Escreveu a Fedor Pavlovitch e, compreendendo que nada conseguiria de quem, sem negar diretamente nada para a educação dos filhos, só dava opiniões sem interesse, embora mostrando-se efusivo e sentimental, encarregou-se a sós da educação dos órfãos. Inspirava-lhe carinho especial o mais novo, Alexey, que viveu muito tempo como membro da sua família. Rogo ao leitor que dê atenção a isto desde já. Toda a educação e boas maneiras as deveram, os dois irmãos, mais do que a ninguém, a Yefim Petrovitch, homem de alma nobre e bondosa como há poucos. Guardou-lhes os mil rublos e quando chegaram à maioridade receberam a soma duplicada por acumulação de juros. Educou-os à sua custa e gastou, para cada um, mais de mil rublos. Não quero analisar pormenorizadamente a infância e juventude dos dois órfãos: mencionarei somente alguns dos mais importantes acontecimentos.
De Ivan direi apenas que criou esse caráter triste e reservado que nada tem a ver com a timidez. Aos dez anos dava-se perfeita conta de que vivia da caridade de gente estranha e de que não podia falar de seu pai sem se envergonhar. Muito cedo, pelo menos assim o asseguravam, revelou uma extraordinária disposição para as ciências.
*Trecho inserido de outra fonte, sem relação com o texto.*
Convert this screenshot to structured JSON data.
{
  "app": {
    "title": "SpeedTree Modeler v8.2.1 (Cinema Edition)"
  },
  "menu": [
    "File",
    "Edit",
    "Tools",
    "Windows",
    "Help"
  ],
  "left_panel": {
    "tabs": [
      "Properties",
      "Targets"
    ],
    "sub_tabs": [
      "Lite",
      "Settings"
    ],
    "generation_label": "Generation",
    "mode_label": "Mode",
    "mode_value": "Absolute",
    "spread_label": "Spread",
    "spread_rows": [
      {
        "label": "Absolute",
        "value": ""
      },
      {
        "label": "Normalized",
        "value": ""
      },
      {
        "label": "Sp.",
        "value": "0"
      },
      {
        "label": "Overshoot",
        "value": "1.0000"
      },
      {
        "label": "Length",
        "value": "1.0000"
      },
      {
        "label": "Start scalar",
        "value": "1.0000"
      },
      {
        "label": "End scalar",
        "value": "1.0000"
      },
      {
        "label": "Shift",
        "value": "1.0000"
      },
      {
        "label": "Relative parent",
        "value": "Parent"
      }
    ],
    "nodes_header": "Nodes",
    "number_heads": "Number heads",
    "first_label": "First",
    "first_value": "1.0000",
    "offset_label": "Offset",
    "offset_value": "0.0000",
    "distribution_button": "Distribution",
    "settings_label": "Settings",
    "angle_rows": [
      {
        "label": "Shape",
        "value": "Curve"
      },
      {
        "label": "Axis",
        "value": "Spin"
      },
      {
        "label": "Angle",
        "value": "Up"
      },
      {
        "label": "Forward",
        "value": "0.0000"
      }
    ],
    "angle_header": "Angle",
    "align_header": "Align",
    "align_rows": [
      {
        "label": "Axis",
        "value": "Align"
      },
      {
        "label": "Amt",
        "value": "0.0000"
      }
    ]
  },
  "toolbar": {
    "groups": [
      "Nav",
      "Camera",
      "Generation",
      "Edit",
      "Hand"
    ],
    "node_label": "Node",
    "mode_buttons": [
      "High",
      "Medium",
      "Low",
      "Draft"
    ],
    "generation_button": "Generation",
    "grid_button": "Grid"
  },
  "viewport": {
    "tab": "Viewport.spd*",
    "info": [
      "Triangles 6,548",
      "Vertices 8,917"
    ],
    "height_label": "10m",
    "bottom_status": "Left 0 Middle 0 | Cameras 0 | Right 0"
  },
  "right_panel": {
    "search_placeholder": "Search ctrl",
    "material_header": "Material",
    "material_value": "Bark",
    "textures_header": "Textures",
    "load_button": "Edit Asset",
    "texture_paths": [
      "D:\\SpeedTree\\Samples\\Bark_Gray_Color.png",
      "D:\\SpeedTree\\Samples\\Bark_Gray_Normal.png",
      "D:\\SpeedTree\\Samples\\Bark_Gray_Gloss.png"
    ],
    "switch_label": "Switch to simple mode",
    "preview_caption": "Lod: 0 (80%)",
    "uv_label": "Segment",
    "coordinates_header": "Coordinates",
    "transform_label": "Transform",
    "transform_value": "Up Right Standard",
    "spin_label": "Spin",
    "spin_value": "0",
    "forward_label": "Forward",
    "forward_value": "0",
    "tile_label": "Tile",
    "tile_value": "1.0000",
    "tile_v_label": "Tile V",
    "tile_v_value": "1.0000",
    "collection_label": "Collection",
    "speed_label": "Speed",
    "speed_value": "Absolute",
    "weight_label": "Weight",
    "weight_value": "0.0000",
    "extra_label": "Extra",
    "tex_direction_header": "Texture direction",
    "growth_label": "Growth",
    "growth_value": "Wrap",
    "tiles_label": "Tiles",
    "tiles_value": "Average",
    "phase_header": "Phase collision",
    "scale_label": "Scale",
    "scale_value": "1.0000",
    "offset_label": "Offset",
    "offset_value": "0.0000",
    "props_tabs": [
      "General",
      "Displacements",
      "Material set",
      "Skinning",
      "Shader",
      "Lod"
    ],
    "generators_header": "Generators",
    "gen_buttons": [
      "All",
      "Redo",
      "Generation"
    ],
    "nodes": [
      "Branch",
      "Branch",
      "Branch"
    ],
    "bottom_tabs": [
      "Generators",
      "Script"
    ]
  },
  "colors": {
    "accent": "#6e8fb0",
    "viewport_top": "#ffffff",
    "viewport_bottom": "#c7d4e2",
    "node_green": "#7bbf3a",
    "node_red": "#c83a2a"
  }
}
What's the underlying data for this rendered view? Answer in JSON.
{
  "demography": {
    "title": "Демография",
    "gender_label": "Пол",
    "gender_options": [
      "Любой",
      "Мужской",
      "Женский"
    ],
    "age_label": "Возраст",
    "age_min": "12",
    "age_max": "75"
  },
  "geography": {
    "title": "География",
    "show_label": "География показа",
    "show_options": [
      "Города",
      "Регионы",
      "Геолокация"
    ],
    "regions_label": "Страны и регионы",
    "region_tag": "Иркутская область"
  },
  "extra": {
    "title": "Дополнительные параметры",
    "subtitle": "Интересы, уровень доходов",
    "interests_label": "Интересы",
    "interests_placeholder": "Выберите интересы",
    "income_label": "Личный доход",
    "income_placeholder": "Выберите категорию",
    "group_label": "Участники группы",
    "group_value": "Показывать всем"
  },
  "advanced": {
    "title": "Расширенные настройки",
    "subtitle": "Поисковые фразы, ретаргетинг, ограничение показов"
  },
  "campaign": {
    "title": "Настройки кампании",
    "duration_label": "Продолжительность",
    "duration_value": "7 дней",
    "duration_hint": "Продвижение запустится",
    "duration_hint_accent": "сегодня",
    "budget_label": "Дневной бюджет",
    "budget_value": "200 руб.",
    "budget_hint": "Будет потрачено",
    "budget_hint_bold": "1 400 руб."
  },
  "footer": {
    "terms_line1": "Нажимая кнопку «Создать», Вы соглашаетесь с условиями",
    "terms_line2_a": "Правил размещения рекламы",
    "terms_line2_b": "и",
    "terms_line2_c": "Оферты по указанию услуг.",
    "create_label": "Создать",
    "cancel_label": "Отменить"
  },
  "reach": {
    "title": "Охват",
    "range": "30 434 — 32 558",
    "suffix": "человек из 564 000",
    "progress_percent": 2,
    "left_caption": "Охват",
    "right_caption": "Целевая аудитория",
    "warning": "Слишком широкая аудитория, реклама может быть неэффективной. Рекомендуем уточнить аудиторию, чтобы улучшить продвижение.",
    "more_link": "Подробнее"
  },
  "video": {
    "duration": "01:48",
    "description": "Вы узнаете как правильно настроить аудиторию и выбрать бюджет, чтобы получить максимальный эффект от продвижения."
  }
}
Não sei precisamente a que se deveu o facto de deixar a casa de Yefim, quando contava apenas treze anos, para entrar numa academia de Moscovo, hospedando-se em casa de um célebre professor, amigo do seu protetor.
O mesmo Ivan declarou depois que fora tudo causado pela «paixão» que Yefim Petrovitch «sentia pelos livros» e a quem dominava a ideia de que o talento de uma criança requer um guia de talento. Mas nem o mecenas nem o professor eram já deste mundo quando o jovem entrou com os primeiros títulos académicos na universidade. O estudante passou com dificuldades os primeiros anos da carreira universitária porque Yefim não tivera o cuidado de deixar regulada a entrega da herança da tirânica velha e, sofrendo os atrasos que implicam os indispensáveis requisitos na Rússia, teve que ganhar a vida enquanto duraram os seus estudos. É preciso ver que nunca tentou recorrer ao pai, fosse por orgulho, por repugnância ou porque o seu sereno juízo o avisasse de que nenhuma ajuda dali poderia esperar. Não perdeu o jovem, por isso, o alento e teve a sorte de encontrar trabalho ao princípio, dando lições por uma quantia mesquinha e depois escrevendo artigos para jornais sobre ocorrências do dia a dia nas ruas, com a assinatura de «A testemunha ocular». Estes artigos eram tão interessantes e mordazes, segundo contam, que não tardaram em alcançar um notável êxito. Isto já prova a superioridade prática e intelectual do estudante sobre a massa desses necessitados e infelizes de ambos os sexos que pululam pelos escritórios e redações, incapazes de oferecer outros serviços que não sejam os de copiar artigos e traduzir do francês. Adquiriu relações entre os escritores, soube conservá-las e, nos seus últimos anos de carreira, publicou brilhantes críticas de livros que lhe deram fama nos círculos literários. No último ano de curso conseguiu chamar a atenção fora do reduzido círculo dos seus leitores, adquirindo certa popularidade. Foi um caso curioso.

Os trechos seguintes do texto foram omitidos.